Eine weiter gewachsene Inanspruchnahme der Tourist-Info am Markt wird mit dem Blick auf gestiegenen Besucherzahlen deutlich. „Hatte wir noch 2015 durchschnittlich vier bis sechs Besucher in der Stunde, so sind es jetzt elf“, resümiert Veit Klaue. Einen absoluten Ausreißer hat es Montag vor dem diesjährigen Sängerfest gegeben. Da kamen die Mitarbeiter mit ihrer Strichliste kaum hinterher. Mehr als 400 Gäste schauten an diesem Tag in die Finsterwalder Informationszentrale für Touristen. Durchschnittlich sind es um die 90 am Tag.

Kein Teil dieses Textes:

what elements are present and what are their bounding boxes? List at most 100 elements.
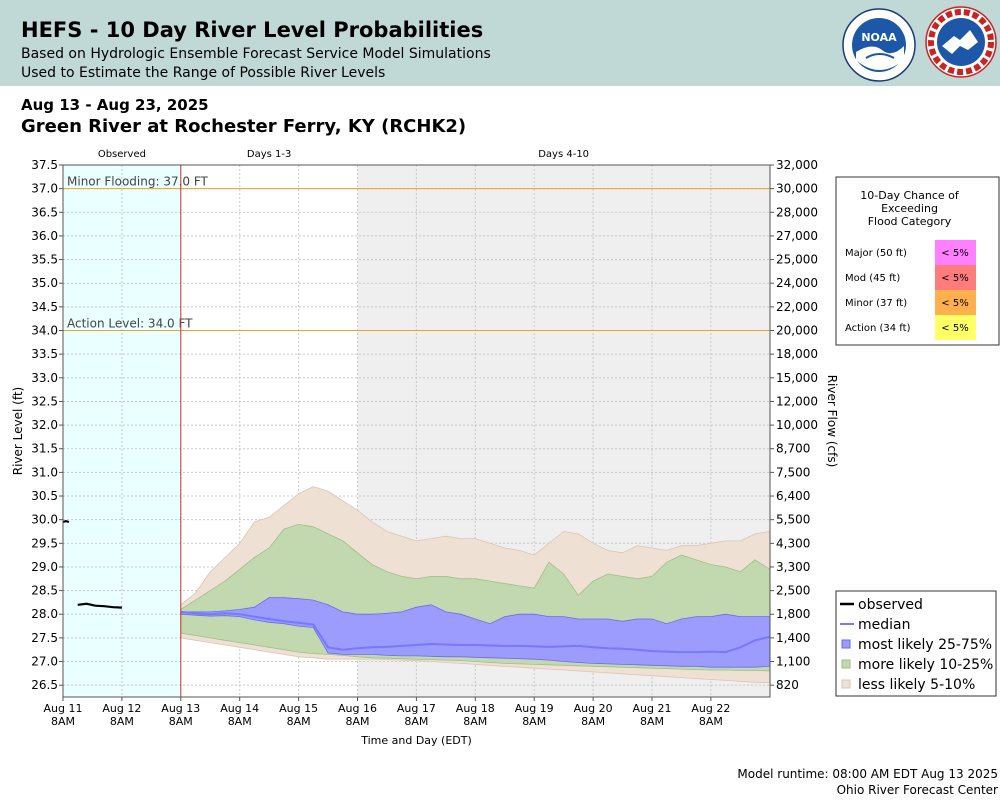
plot-axes: Observed Days 1-3 Days 4-10 26.5 820 27.0 1,10… bbox=[11, 149, 839, 747]
y2-tick-label: 20,000 bbox=[776, 324, 818, 338]
threshold-label: Minor Flooding: 37.0 FT bbox=[67, 175, 209, 189]
forecast-center: Ohio River Forecast Center bbox=[836, 783, 998, 797]
x-tick-sublabel: 8AM bbox=[169, 715, 193, 728]
y2-tick-label: 4,300 bbox=[776, 536, 810, 550]
model-runtime: Model runtime: 08:00 AM EDT Aug 13 2025 bbox=[737, 767, 998, 781]
forecast-lines: Minor Flooding: 37.0 FT Action Level: 34.… bbox=[62, 165, 771, 697]
y2-tick-label: 28,000 bbox=[776, 205, 818, 219]
y2-tick-label: 820 bbox=[776, 678, 799, 692]
y2-tick-label: 32,000 bbox=[776, 158, 818, 172]
x-tick-sublabel: 8AM bbox=[287, 715, 311, 728]
x-tick-label: Aug 15 bbox=[279, 702, 318, 715]
y-tick-label: 27.5 bbox=[31, 631, 58, 645]
y-tick-label: 31.0 bbox=[31, 465, 58, 479]
x-tick-label: Aug 21 bbox=[633, 702, 672, 715]
y2-tick-label: 12,000 bbox=[776, 394, 818, 408]
y2-tick-label: 8,700 bbox=[776, 442, 810, 456]
flood-category-label: Major (50 ft) bbox=[845, 248, 907, 259]
region-label: Days 4-10 bbox=[538, 149, 589, 160]
y2-tick-label: 3,300 bbox=[776, 560, 810, 574]
y-axis-title: River Level (ft) bbox=[11, 387, 25, 475]
legend-label: median bbox=[858, 617, 910, 633]
flood-table-title: 10-Day Chance of bbox=[860, 189, 960, 202]
y2-tick-label: 5,500 bbox=[776, 513, 810, 527]
flood-category-label: Minor (37 ft) bbox=[845, 298, 907, 309]
y-tick-label: 36.0 bbox=[31, 229, 58, 243]
y-tick-label: 30.0 bbox=[31, 513, 58, 527]
x-tick-sublabel: 8AM bbox=[51, 715, 75, 728]
observed-line bbox=[77, 602, 122, 609]
y-tick-label: 26.5 bbox=[31, 678, 58, 692]
y-tick-label: 30.5 bbox=[31, 489, 58, 503]
flood-category-value: < 5% bbox=[941, 298, 968, 309]
y2-tick-label: 1,800 bbox=[776, 607, 810, 621]
x-tick-label: Aug 20 bbox=[574, 702, 613, 715]
page-subtitle-1: Based on Hydrologic Ensemble Forecast Se… bbox=[21, 46, 491, 62]
noaa-logo-text: NOAA bbox=[861, 31, 897, 44]
y2-tick-label: 1,400 bbox=[776, 631, 810, 645]
probability-bands bbox=[180, 486, 771, 684]
header-banner: HEFS - 10 Day River Level Probabilities … bbox=[0, 0, 1000, 86]
y-tick-label: 32.5 bbox=[31, 394, 58, 408]
x-tick-label: Aug 16 bbox=[338, 702, 377, 715]
flood-table-title: Flood Category bbox=[868, 215, 952, 228]
y-tick-label: 35.5 bbox=[31, 253, 58, 267]
y2-axis-title: River Flow (cfs) bbox=[825, 375, 839, 468]
noaa-logo: NOAA bbox=[842, 8, 916, 82]
y2-tick-label: 24,000 bbox=[776, 276, 818, 290]
x-axis-title: Time and Day (EDT) bbox=[360, 734, 472, 747]
y-tick-label: 28.0 bbox=[31, 607, 58, 621]
x-tick-sublabel: 8AM bbox=[581, 715, 605, 728]
y2-tick-label: 15,000 bbox=[776, 371, 818, 385]
threshold-label: Action Level: 34.0 FT bbox=[67, 317, 193, 331]
flood-category-swatch bbox=[935, 240, 976, 265]
y2-tick-label: 18,000 bbox=[776, 347, 818, 361]
flood-category-swatch bbox=[935, 290, 976, 315]
y-tick-label: 32.0 bbox=[31, 418, 58, 432]
x-tick-sublabel: 8AM bbox=[640, 715, 664, 728]
y2-tick-label: 25,000 bbox=[776, 253, 818, 267]
y-tick-label: 28.5 bbox=[31, 584, 58, 598]
y-tick-label: 29.5 bbox=[31, 536, 58, 550]
x-tick-sublabel: 8AM bbox=[228, 715, 252, 728]
flood-category-value: < 5% bbox=[941, 273, 968, 284]
flood-category-swatch bbox=[935, 265, 976, 290]
y2-tick-label: 6,400 bbox=[776, 489, 810, 503]
y-tick-label: 33.5 bbox=[31, 347, 58, 361]
legend-label: observed bbox=[858, 597, 923, 613]
legend-swatch bbox=[841, 679, 851, 689]
date-range: Aug 13 - Aug 23, 2025 bbox=[21, 96, 209, 114]
legend-label: less likely 5-10% bbox=[858, 677, 975, 693]
y-tick-label: 37.0 bbox=[31, 182, 58, 196]
legend-label: most likely 25-75% bbox=[858, 637, 992, 653]
flood-category-value: < 5% bbox=[941, 248, 968, 259]
x-tick-sublabel: 8AM bbox=[699, 715, 723, 728]
x-tick-sublabel: 8AM bbox=[463, 715, 487, 728]
legend-swatch bbox=[841, 659, 851, 669]
x-tick-label: Aug 22 bbox=[691, 702, 730, 715]
y2-tick-label: 10,000 bbox=[776, 418, 818, 432]
y2-tick-label: 1,100 bbox=[776, 655, 810, 669]
page-subtitle-2: Used to Estimate the Range of Possible R… bbox=[21, 65, 386, 81]
y-tick-label: 27.0 bbox=[31, 655, 58, 669]
y2-tick-label: 2,500 bbox=[776, 584, 810, 598]
flood-category-swatch bbox=[935, 315, 976, 340]
hefs-chart: Minor Flooding: 37.0 FT Action Level: 34.… bbox=[11, 149, 1000, 747]
chart-legend: observed median most likely 25-75% more lik… bbox=[835, 590, 997, 697]
x-tick-sublabel: 8AM bbox=[345, 715, 369, 728]
observed-line bbox=[62, 519, 70, 524]
x-tick-label: Aug 17 bbox=[397, 702, 436, 715]
x-tick-label: Aug 18 bbox=[456, 702, 495, 715]
region-label: Observed bbox=[98, 149, 146, 160]
median-line bbox=[180, 610, 771, 654]
x-tick-sublabel: 8AM bbox=[522, 715, 546, 728]
y-tick-label: 36.5 bbox=[31, 205, 58, 219]
y-tick-label: 29.0 bbox=[31, 560, 58, 574]
x-tick-label: Aug 11 bbox=[44, 702, 83, 715]
legend-box bbox=[835, 590, 997, 697]
y2-tick-label: 22,000 bbox=[776, 300, 818, 314]
x-tick-label: Aug 13 bbox=[161, 702, 200, 715]
y-tick-label: 31.5 bbox=[31, 442, 58, 456]
y-tick-label: 37.5 bbox=[31, 158, 58, 172]
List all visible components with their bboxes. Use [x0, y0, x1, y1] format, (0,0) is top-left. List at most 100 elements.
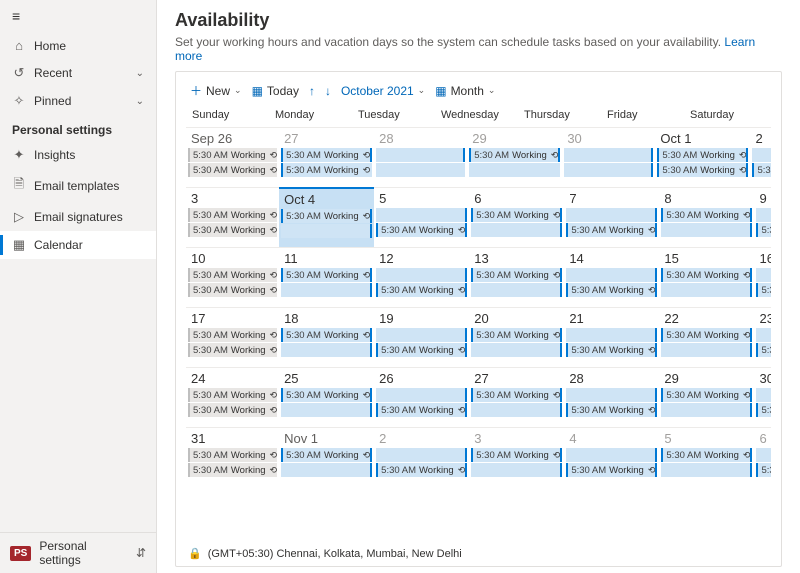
calendar-event[interactable]: 5:30 AMWorking⟲ [281, 224, 372, 238]
sidebar-item[interactable]: ✧Pinned⌄ [0, 87, 156, 115]
calendar-event[interactable]: 5:30 AMWorking⟲ [566, 223, 657, 237]
calendar-event[interactable]: 5:30 AMWorking⟲ [376, 283, 467, 297]
view-picker[interactable]: ▦ Month ⌄ [435, 84, 495, 98]
calendar-event[interactable]: 5:30 AMWorking⟲ [471, 208, 562, 222]
calendar-cell[interactable]: 165:30 AMWorking⟲5:30 AMWorking⟲ [754, 247, 771, 307]
calendar-cell[interactable]: 65:30 AMWorking⟲5:30 AMWorking⟲ [754, 427, 771, 487]
calendar-event[interactable]: 5:30 AMWorking⟲ [752, 148, 771, 162]
calendar-cell[interactable]: 195:30 AMWorking⟲5:30 AMWorking⟲ [374, 307, 469, 367]
calendar-event[interactable]: 5:30 AMWorking⟲ [756, 268, 771, 282]
calendar-event[interactable]: 5:30 AMWorking⟲ [566, 463, 657, 477]
calendar-event[interactable]: 5:30 AMWorking⟲ [471, 283, 562, 297]
calendar-cell[interactable]: 125:30 AMWorking⟲5:30 AMWorking⟲ [374, 247, 469, 307]
calendar-event[interactable]: 5:30 AMWorking⟲ [469, 163, 560, 177]
calendar-cell[interactable]: 75:30 AMWorking⟲5:30 AMWorking⟲ [564, 187, 659, 247]
calendar-cell[interactable]: 255:30 AMWorking⟲5:30 AMWorking⟲ [279, 367, 374, 427]
calendar-event[interactable]: 5:30 AMWorking⟲ [188, 328, 277, 342]
calendar-event[interactable]: 5:30 AMWorking⟲ [376, 208, 467, 222]
calendar-cell[interactable]: 155:30 AMWorking⟲5:30 AMWorking⟲ [659, 247, 754, 307]
calendar-cell[interactable]: 55:30 AMWorking⟲5:30 AMWorking⟲ [659, 427, 754, 487]
calendar-event[interactable]: 5:30 AMWorking⟲ [188, 388, 277, 402]
calendar-event[interactable]: 5:30 AMWorking⟲ [566, 448, 657, 462]
calendar-event[interactable]: 5:30 AMWorking⟲ [376, 163, 465, 177]
calendar-event[interactable]: 5:30 AMWorking⟲ [756, 223, 771, 237]
calendar-event[interactable]: 5:30 AMWorking⟲ [188, 163, 277, 177]
calendar-event[interactable]: 5:30 AMWorking⟲ [188, 148, 277, 162]
new-button[interactable]: ＋ New ⌄ [190, 82, 242, 99]
calendar-cell[interactable]: 45:30 AMWorking⟲5:30 AMWorking⟲ [564, 427, 659, 487]
calendar-event[interactable]: 5:30 AMWorking⟲ [471, 328, 562, 342]
calendar-cell[interactable]: 65:30 AMWorking⟲5:30 AMWorking⟲ [469, 187, 564, 247]
calendar-event[interactable]: 5:30 AMWorking⟲ [471, 223, 562, 237]
calendar-cell[interactable]: 135:30 AMWorking⟲5:30 AMWorking⟲ [469, 247, 564, 307]
calendar-cell[interactable]: 85:30 AMWorking⟲5:30 AMWorking⟲ [659, 187, 754, 247]
calendar-cell[interactable]: 245:30 AMWorking⟲5:30 AMWorking⟲ [186, 367, 279, 427]
calendar-event[interactable]: 5:30 AMWorking⟲ [376, 223, 467, 237]
calendar-event[interactable]: 5:30 AMWorking⟲ [188, 268, 277, 282]
calendar-event[interactable]: 5:30 AMWorking⟲ [756, 343, 771, 357]
calendar-event[interactable]: 5:30 AMWorking⟲ [471, 448, 562, 462]
calendar-cell[interactable]: 275:30 AMWorking⟲5:30 AMWorking⟲ [279, 127, 374, 187]
calendar-cell[interactable]: 175:30 AMWorking⟲5:30 AMWorking⟲ [186, 307, 279, 367]
calendar-event[interactable]: 5:30 AMWorking⟲ [188, 463, 277, 477]
calendar-event[interactable]: 5:30 AMWorking⟲ [281, 148, 372, 162]
calendar-event[interactable]: 5:30 AMWorking⟲ [376, 463, 467, 477]
calendar-cell[interactable]: 215:30 AMWorking⟲5:30 AMWorking⟲ [564, 307, 659, 367]
calendar-cell[interactable]: Nov 15:30 AMWorking⟲5:30 AMWorking⟲ [279, 427, 374, 487]
calendar-event[interactable]: 5:30 AMWorking⟲ [281, 448, 372, 462]
calendar-event[interactable]: 5:30 AMWorking⟲ [661, 268, 752, 282]
calendar-event[interactable]: 5:30 AMWorking⟲ [756, 328, 771, 342]
calendar-cell[interactable]: 95:30 AMWorking⟲5:30 AMWorking⟲ [754, 187, 771, 247]
sidebar-item[interactable]: ⌂Home [0, 32, 156, 59]
calendar-event[interactable]: 5:30 AMWorking⟲ [566, 403, 657, 417]
calendar-event[interactable]: 5:30 AMWorking⟲ [281, 463, 372, 477]
calendar-event[interactable]: 5:30 AMWorking⟲ [661, 463, 752, 477]
calendar-event[interactable]: 5:30 AMWorking⟲ [756, 208, 771, 222]
calendar-cell[interactable]: 35:30 AMWorking⟲5:30 AMWorking⟲ [186, 187, 279, 247]
calendar-event[interactable]: 5:30 AMWorking⟲ [566, 343, 657, 357]
calendar-event[interactable]: 5:30 AMWorking⟲ [756, 448, 771, 462]
calendar-event[interactable]: 5:30 AMWorking⟲ [188, 223, 277, 237]
calendar-event[interactable]: 5:30 AMWorking⟲ [661, 448, 752, 462]
calendar-event[interactable]: 5:30 AMWorking⟲ [471, 343, 562, 357]
calendar-event[interactable]: 5:30 AMWorking⟲ [566, 208, 657, 222]
calendar-cell[interactable]: 115:30 AMWorking⟲5:30 AMWorking⟲ [279, 247, 374, 307]
calendar-cell[interactable]: 305:30 AMWorking⟲5:30 AMWorking⟲ [754, 367, 771, 427]
calendar-cell[interactable]: 205:30 AMWorking⟲5:30 AMWorking⟲ [469, 307, 564, 367]
calendar-cell[interactable]: 315:30 AMWorking⟲5:30 AMWorking⟲ [186, 427, 279, 487]
sidebar-item[interactable]: ▦Calendar [0, 231, 156, 259]
calendar-event[interactable]: 5:30 AMWorking⟲ [471, 388, 562, 402]
calendar-cell[interactable]: 185:30 AMWorking⟲5:30 AMWorking⟲ [279, 307, 374, 367]
next-button[interactable]: ↓ [325, 84, 331, 98]
calendar-cell[interactable]: Oct 45:30 AMWorking⟲5:30 AMWorking⟲ [279, 187, 374, 247]
calendar-event[interactable]: 5:30 AMWorking⟲ [281, 388, 372, 402]
calendar-event[interactable]: 5:30 AMWorking⟲ [281, 163, 372, 177]
calendar-event[interactable]: 5:30 AMWorking⟲ [566, 328, 657, 342]
sidebar-item[interactable]: ↺Recent⌄ [0, 59, 156, 87]
calendar-event[interactable]: 5:30 AMWorking⟲ [756, 463, 771, 477]
sidebar-item[interactable]: 🗎Email templates [0, 169, 156, 203]
calendar-cell[interactable]: 55:30 AMWorking⟲5:30 AMWorking⟲ [374, 187, 469, 247]
prev-button[interactable]: ↑ [309, 84, 315, 98]
calendar-event[interactable]: 5:30 AMWorking⟲ [281, 343, 372, 357]
calendar-cell[interactable]: 295:30 AMWorking⟲5:30 AMWorking⟲ [659, 367, 754, 427]
period-picker[interactable]: October 2021 ⌄ [341, 84, 425, 98]
calendar-cell[interactable]: 225:30 AMWorking⟲5:30 AMWorking⟲ [659, 307, 754, 367]
calendar-event[interactable]: 5:30 AMWorking⟲ [661, 208, 752, 222]
calendar-event[interactable]: 5:30 AMWorking⟲ [471, 403, 562, 417]
calendar-event[interactable]: 5:30 AMWorking⟲ [756, 388, 771, 402]
calendar-event[interactable]: 5:30 AMWorking⟲ [281, 268, 372, 282]
calendar-cell[interactable]: 25:30 AMWorking⟲5:30 AMWorking⟲ [750, 127, 771, 187]
footer-updown-icon[interactable]: ⇵ [136, 546, 146, 560]
calendar-cell[interactable]: 25:30 AMWorking⟲5:30 AMWorking⟲ [374, 427, 469, 487]
calendar-event[interactable]: 5:30 AMWorking⟲ [188, 343, 277, 357]
calendar-event[interactable]: 5:30 AMWorking⟲ [376, 403, 467, 417]
hamburger-button[interactable]: ≡ [0, 0, 156, 32]
calendar-event[interactable]: 5:30 AMWorking⟲ [281, 403, 372, 417]
calendar-event[interactable]: 5:30 AMWorking⟲ [564, 148, 653, 162]
calendar-event[interactable]: 5:30 AMWorking⟲ [661, 403, 752, 417]
calendar-cell[interactable]: 105:30 AMWorking⟲5:30 AMWorking⟲ [186, 247, 279, 307]
calendar-event[interactable]: 5:30 AMWorking⟲ [471, 463, 562, 477]
calendar-event[interactable]: 5:30 AMWorking⟲ [188, 283, 277, 297]
calendar-cell[interactable]: 285:30 AMWorking⟲5:30 AMWorking⟲ [564, 367, 659, 427]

Die jüngste Jahreshauptversammlung des Vereins hatte mit einer Schweigeminute für den viel zu früh verstorbenen Schatzmeister Reinhard Scholz begonnen. Seine Aufgabe hat nunmehr Andy Hoffmann, Geschäftsführer der Stadtwerke Finsterwalde, übernommen. Ebenfalls einstimmig waren der bisherige Vorsitzende Torsten Drescher, sein Stellvertreter René Junker und Schriftführer Sebastian Loos wiedergewählt worden. Als Beisitzer gehören zum Vorstand: Bodo Broszinski, Bürgermeister in Doberlug-Kirchhain, Thomas Rimpel von der gleichnamigen Werbeagentur, René Stolpe für die Sparkasse Elbe-Elster, Sten Seliger von der Medizintechnik & Sanitätshaus Kröger GmbH und Jochen Breitkreuz als Abgesandter des MCE Männerchor Einigkeit e.V.

Mit einem neuen Produkt wartet der Verein ab November in der Tourist-Info auf. Es handelt sich um eine Funkuhr, die das Motiv der Finsterwalder Sänger aufgreift und aus einer ausgedienten Schallplatte gefertigt wird. Der Prototyp, der der RUNDSCHAU zu Wochenbeginn präsentiert wird, verfügt neben den Sängern am Kopf des Schallplatten-Uhr-Tellers den mittels Lasertechnik eingeschnittenen Schriftzug „Wir sind die Sänger“. Auf Wunsch können hier auch andere Schriftzüge eingearbeitet werden. „In der Einführungszeit bis Ende des Jahres kostetet die Uhr 49,90 Euro, danach wird sie für 54,90 Euro verkauft“, so Veit Klaue. Neben den bekannten Souvenirs wie dem Stimmöl, den Kühlschrankmagneten, der Schokolade und den Postkarten soll die Uhr zu einem neuen Renner in der Tourist-Info werden.